Please ask for more pictures as required.
Model history
For Alfa Romeo, the 6C 2500 was the swansong of its era. When it debuted in 1939 as the third series of Vittorio Jano’s legendary inline six-cylinder Alfas, the engineers involved could never have imagined that it would signal the end of the line for hand-built Alfa Romeos.
Thanks to engine upgrades and a vastly improved fuel delivery system, the 6C 2500 was the first road going Alfa Romeo capable of 160 km/h. Additionally, it benefited from four-wheel independent suspension, with parallel trailing arms and coil springs in the front and swing axles with torsion bars at the rear. The 6C 2500 was immediately met with praise and success from its hand-selected upscale clientele. Alfa Romeo was, of course, still in the business of providing rolling chassis to custom coachbuilders, even as the onset of war loomed.
The outbreak of war in Europe would limit production of the 6C 2500 to only a few hundred examples during the years of conflict, however, at the end of the war, the 6C 2500 offered Alfa Romeo the opportunity to re-launch its manufacturing efforts by returning to its advanced pre-war design.
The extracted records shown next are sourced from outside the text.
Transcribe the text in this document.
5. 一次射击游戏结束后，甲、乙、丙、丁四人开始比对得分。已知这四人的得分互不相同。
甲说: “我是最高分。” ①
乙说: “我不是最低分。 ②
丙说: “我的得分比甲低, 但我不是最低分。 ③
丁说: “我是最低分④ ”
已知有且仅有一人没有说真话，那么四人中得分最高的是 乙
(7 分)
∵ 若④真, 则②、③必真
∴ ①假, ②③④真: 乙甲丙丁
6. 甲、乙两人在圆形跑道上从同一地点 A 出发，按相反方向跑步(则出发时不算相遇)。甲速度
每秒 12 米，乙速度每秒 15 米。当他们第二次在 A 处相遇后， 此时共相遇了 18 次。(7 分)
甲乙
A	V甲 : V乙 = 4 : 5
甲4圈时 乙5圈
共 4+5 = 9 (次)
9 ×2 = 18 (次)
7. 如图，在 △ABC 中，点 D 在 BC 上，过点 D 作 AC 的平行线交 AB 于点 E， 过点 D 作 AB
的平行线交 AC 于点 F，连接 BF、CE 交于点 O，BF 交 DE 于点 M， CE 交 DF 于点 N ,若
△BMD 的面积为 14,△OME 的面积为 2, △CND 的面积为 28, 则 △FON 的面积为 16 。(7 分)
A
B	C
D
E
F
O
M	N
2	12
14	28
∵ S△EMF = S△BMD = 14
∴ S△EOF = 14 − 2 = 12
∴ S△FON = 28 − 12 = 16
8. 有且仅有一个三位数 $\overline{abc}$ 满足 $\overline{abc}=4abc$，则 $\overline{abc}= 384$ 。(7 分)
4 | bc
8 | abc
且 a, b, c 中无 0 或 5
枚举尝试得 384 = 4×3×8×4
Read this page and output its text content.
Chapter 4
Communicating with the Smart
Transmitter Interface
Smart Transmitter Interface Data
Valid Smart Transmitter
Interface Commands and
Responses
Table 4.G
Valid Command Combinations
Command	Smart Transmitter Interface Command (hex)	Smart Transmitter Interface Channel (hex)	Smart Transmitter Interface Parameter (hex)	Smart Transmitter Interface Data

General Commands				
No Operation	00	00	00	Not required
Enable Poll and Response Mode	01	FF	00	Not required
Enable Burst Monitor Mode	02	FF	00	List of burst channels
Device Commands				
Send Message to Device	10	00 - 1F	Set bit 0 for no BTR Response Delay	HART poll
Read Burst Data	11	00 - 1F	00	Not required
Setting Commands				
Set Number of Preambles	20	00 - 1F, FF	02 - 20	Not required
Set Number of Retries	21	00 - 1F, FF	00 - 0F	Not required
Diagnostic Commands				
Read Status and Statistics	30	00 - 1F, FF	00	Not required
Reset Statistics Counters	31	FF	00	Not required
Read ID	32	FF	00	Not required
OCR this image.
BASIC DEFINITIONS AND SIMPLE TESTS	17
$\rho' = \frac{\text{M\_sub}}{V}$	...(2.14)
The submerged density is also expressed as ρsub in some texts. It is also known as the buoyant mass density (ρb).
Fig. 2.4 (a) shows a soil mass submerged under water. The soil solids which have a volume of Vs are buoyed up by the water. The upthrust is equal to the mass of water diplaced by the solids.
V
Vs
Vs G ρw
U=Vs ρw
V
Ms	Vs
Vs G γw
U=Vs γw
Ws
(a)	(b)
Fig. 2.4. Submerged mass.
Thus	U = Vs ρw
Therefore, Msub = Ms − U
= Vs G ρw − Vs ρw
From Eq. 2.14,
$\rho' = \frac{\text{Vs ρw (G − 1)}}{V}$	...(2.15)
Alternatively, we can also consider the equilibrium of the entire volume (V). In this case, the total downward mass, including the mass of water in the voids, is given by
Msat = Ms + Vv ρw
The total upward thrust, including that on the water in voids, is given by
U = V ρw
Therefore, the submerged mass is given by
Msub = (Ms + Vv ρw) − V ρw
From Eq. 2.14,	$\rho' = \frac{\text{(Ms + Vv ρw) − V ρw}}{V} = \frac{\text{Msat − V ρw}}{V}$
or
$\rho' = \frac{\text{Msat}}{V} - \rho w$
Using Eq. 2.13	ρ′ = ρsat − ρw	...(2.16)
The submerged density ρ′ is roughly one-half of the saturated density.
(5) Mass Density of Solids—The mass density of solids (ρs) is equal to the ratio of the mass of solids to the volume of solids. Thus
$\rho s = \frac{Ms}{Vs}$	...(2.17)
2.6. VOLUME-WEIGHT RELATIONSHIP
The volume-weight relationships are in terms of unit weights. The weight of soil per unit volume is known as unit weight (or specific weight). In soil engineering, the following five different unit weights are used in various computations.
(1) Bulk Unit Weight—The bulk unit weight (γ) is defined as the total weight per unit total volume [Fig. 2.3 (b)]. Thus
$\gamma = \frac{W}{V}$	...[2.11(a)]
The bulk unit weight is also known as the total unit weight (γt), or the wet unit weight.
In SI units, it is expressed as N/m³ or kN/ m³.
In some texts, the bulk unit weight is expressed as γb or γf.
The first project created after war’s end was the factory-offered 6C 2500 Freccia d’Oro, which had essentially the same running gear as the pre-war 6C 2500s.
As Alfa’s post-war cars followed pre-war practices, so did the coachwork of Turin’s Pinin Farina, although the art deco obsession faded somewhat. Thus, post-war bodies omitted much of the brightwork, which allowed for their handsome lines to make their own statement.